Square Peg, Round Hole

We spoke with a Private Equity person a few days ago about a potential brand acquisition from a large multi-national company. This brand had reported spending of over $30MM in AdIntel, most of it in national cable TV. The potential buyer wanted our opinion on their media spend, tactics and how we would approach supporting the brand.

This brand is a victim of a larger multi-national diverse portfolio company who uses a mega media agency to manage their media placement. I’ve worked in those agencies on such brands and media buying takes precedence over media strategy. The situation is a match for both organizations. The agency is tasked with managing multiple brands media needs from a corporate media buy and allocate inventory accordingly. If a new brand’s launch is delayed another brand has to assume the inventory. If creative is delayed, another brand assumes the inventory. The approach here, that works for both companies, is buying the least objectionable inventory that can satisfy any broad-based demographic target. The agency applies this strategy to all of the clients, many of which being large multi-brand portfolios, making negotiating upfront media packages a simple process for the agencies.

When we looked at the actual schedules (from AdIntel) we saw a rotation from amongst over 60 cable networks with inventory running throughout the day, and most heavily in the cheapest programs/dayparts. We saw every cheap Judge show and scandalous talk formats in daytime syndication along with a vast array of other programs. This is a typical large company/large agency media buy.

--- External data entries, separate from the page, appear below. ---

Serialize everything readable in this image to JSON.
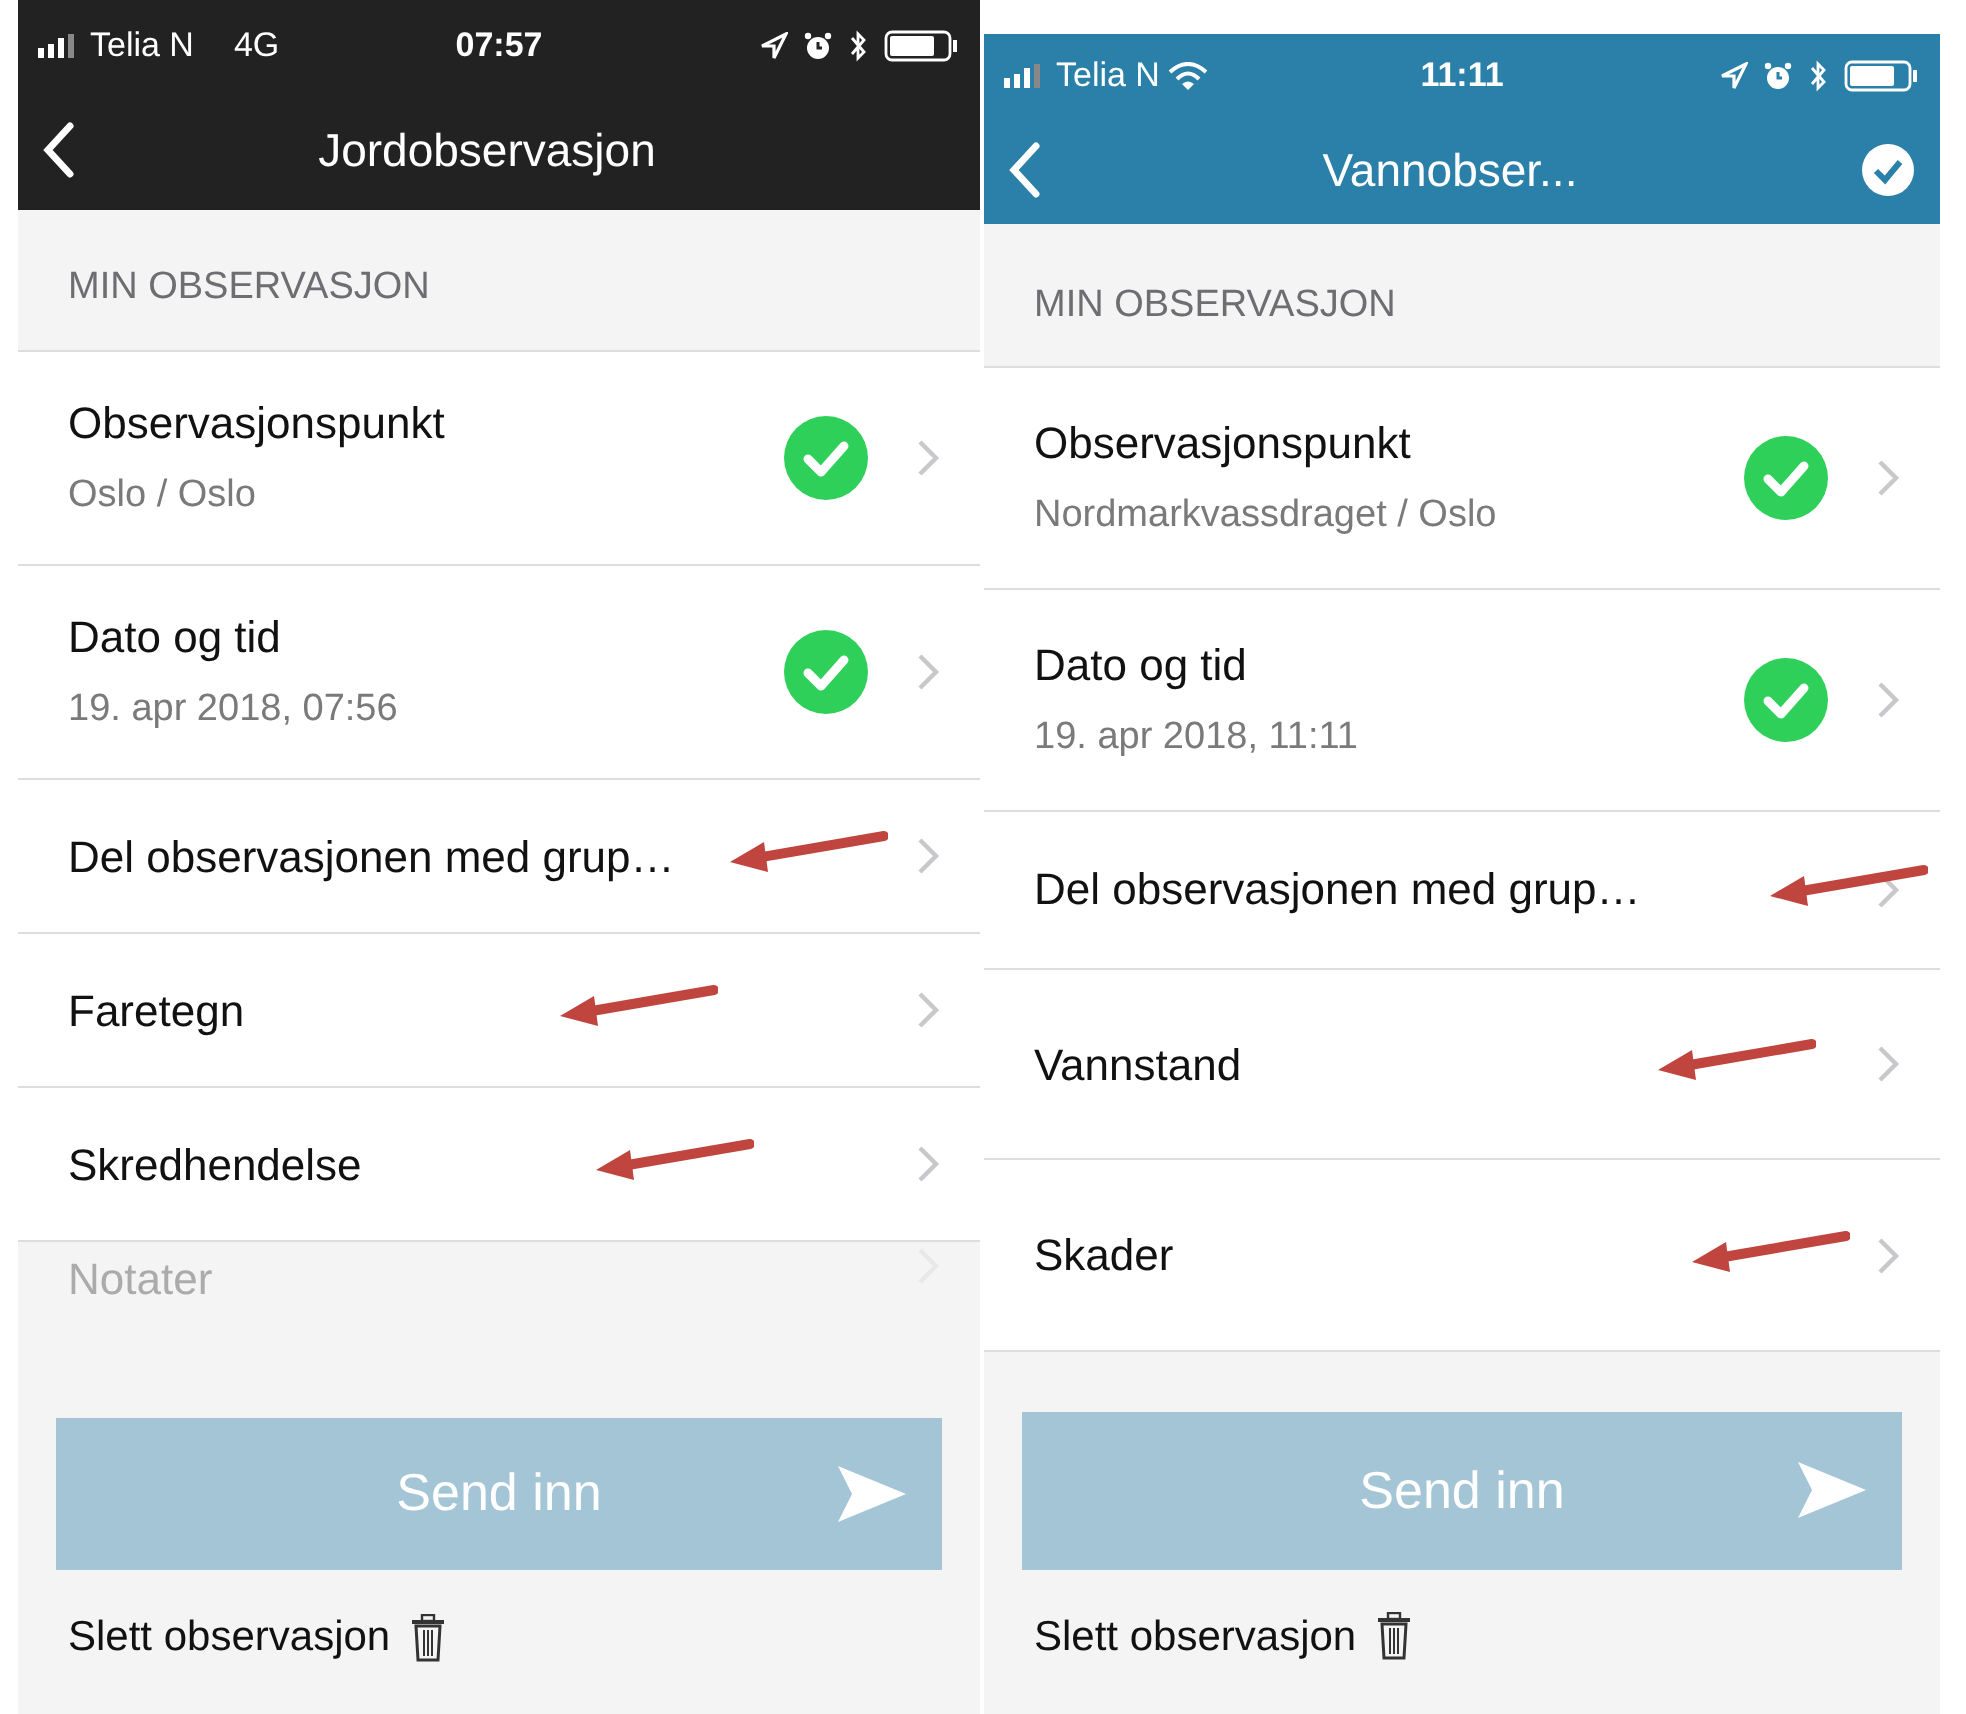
{
  "screens": [
    {
      "color": "#222222",
      "status_bar": {
        "carrier": "Telia N",
        "network": "4G",
        "wifi": false,
        "time": "07:57"
      },
      "nav": {
        "title": "Jordobservasjon",
        "confirm_button": false
      },
      "section_header": "MIN OBSERVASJON",
      "rows": [
        {
          "title": "Observasjonspunkt",
          "subtitle": "Oslo / Oslo",
          "done": true,
          "arrow": false,
          "faded": false
        },
        {
          "title": "Dato og tid",
          "subtitle": "19. apr 2018, 07:56",
          "done": true,
          "arrow": false,
          "faded": false
        },
        {
          "title": "Del observasjonen med grup…",
          "done": false,
          "arrow": true,
          "faded": false
        },
        {
          "title": "Faretegn",
          "done": false,
          "arrow": true,
          "faded": false
        },
        {
          "title": "Skredhendelse",
          "done": false,
          "arrow": true,
          "faded": false
        },
        {
          "title": "Notater",
          "done": false,
          "arrow": false,
          "faded": true
        }
      ],
      "submit_button": "Send inn",
      "delete_link": "Slett observasjon"
    },
    {
      "color": "#2a80a8",
      "status_bar": {
        "carrier": "Telia N",
        "wifi": true,
        "time": "11:11"
      },
      "nav": {
        "title": "Vannobser...",
        "confirm_button": true
      },
      "section_header": "MIN OBSERVASJON",
      "rows": [
        {
          "title": "Observasjonspunkt",
          "subtitle": "Nordmarkvassdraget / Oslo",
          "done": true,
          "arrow": false,
          "faded": false
        },
        {
          "title": "Dato og tid",
          "subtitle": "19. apr 2018, 11:11",
          "done": true,
          "arrow": false,
          "faded": false
        },
        {
          "title": "Del observasjonen med grup…",
          "done": false,
          "arrow": true,
          "faded": false
        },
        {
          "title": "Vannstand",
          "done": false,
          "arrow": true,
          "faded": false
        },
        {
          "title": "Skader",
          "done": false,
          "arrow": true,
          "faded": false
        }
      ],
      "submit_button": "Send inn",
      "delete_link": "Slett observasjon"
    }
  ]
}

But that’s not what I’m writing about today. We “get” the need for these companies to work with these agencies on these portfolios and to approach media from this perspective. We don’t agree with it, but we understand why. This is the only way the mega agencies can afford to operate and the marketers can control the process. What we don’t understand are single brand marketers, or companies with more modest budgets where making every dollar count is critical, using these large media agencies getting the same process and the same outcomes in their media buys.  

Smaller brands or simple portfolio companies should be focused on growth, not costs. Their media buys should be curated to their unique targets. The easiest thing in the world for a media agency to do is to define a target based on broad demographics and using no other basis for which media to buy than the cost to reach that demographic. It requires no real strategy, no level of media expertise, nor attention to any unique aspect of the brand and its buyers.

To that end, we recently looked at a TV schedule for a much smaller company with two items supported in TV. AdIntel suggests that the total spend for these two brands was about $6.5MM and both are still in their growth stage, not mature brands.  This marketer uses a big media agency. We see many things we would not do. Here are four callouts from a cursory analysis:

  • Daytime and Overnight cable each had more GRP’s than Prime—not a way to build awareness for growing brands
  • Schedule ran on 30+ cable networks for each brand—too many for the budget (between $3MM and $3.5MM)
  • By using such a vast array of networks and programs, they delivered a broad-based target, resulting in tremendous waste amongst less viable consumers
  • Their commercial clearances were heavily driven into daytime (dramatically over-delivering the older consumer segments) and overnight (limiting overall reach potential).

Why would such a small brand use this approach? It hinders their growth.